El tema final del siglo XX se prolonga ya en el XXI y se llama la globalización (la mundialización para la excepcionalidad francesa). Y yo, que he vivido las cuatro etapas, digo ahora que la globalización es el nombre de un sistema de poder. Y, como el Espíritu Santo, no tiene fronteras. Pero como el Monte Everest, está allí. Y como la ley de la gravedad, es una evidencia irrebatible. Pero como el dios latino Jano, tiene dos caras. La buena cara es la del avance técnico y científico más veloz de toda la historia. El libre comercio, postulado de la libertad económica desde los días del zoelverein prusiano que preparó la unificación de Alemania. Las inversiones foráneas productivas. La accesibilidad y difusión de la información que deja desnudos a muchos emperadores que antes se cobijaban con las hojas de parra de las selvas asiáticas, africanas y latinoamericanas. La universalización del concepto de los derechos humanos y el carácter imprescriptible de los crímenes contra la humanidad: el caso de Pinochet, el asesino y torturador chileno, fuente de toda orden criminal durante su dictadura.
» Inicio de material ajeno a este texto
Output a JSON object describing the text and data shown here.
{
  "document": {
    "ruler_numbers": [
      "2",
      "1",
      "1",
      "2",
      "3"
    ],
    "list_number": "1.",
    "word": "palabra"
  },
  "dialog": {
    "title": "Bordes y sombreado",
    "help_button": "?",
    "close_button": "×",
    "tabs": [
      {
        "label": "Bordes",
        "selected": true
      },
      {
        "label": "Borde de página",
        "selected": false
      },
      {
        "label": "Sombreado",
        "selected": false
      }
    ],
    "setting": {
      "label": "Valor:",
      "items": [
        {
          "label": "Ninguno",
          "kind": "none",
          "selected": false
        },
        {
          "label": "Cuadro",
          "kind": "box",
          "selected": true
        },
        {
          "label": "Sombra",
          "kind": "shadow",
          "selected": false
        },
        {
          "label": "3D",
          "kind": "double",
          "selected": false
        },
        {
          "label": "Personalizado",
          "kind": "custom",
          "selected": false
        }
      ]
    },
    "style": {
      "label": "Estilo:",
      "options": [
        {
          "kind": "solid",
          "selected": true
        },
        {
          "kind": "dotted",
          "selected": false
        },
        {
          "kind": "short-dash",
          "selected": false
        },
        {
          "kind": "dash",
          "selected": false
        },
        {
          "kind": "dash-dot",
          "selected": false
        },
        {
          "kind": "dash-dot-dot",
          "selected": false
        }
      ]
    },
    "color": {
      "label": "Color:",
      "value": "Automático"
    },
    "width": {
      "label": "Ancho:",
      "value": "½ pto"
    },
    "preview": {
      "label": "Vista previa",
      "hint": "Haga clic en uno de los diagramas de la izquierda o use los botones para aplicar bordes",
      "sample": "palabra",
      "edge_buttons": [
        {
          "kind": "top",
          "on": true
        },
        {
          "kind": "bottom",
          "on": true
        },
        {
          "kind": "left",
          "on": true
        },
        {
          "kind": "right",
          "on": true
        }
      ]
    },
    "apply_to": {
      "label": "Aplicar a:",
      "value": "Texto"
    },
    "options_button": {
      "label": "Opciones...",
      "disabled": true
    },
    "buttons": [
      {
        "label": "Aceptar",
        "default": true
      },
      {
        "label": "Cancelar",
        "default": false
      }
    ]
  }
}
Pero Jano tiene otra cara menos atractiva. La velocidad misma del desarrollo tecnológico deja atrás, quizás para siempre, a los países incapaces de mantener el paso. El libre comercio acentúa las ventajas de las grandes corporaciones competitivas (muy pocas) y arrumba a la pequeña y mediana industria sin la cual los niveles de empleo, salario y bienestar de las mayorías sufren y restan soporte al desarrollo del tercer mundo. En consecuencia, la globalización acentúa la división entre ricos y pobres, internacionalmente y dentro de cada nación: el 20 por ciento de la población del mundo consume el 90 por ciento de la producción mundial. Se levanta el espectro de un darwinismo global, como lo ha llamado Óscar Arias. Las inversiones especulativas privan sobre las productivas: el 80 por ciento de los seis mil millones de dólares que circulan diariamente en los mercados globales son capitales de especulación. Las crisis de la globalización, por este motivo, no son crisis de las empresas ni de la información ni de la tecnología: son crisis del sistema financiero internacional, provocadas por la ruptura de los controles sociales de la economía y la disminución del poder político frente al poder cresohedónico.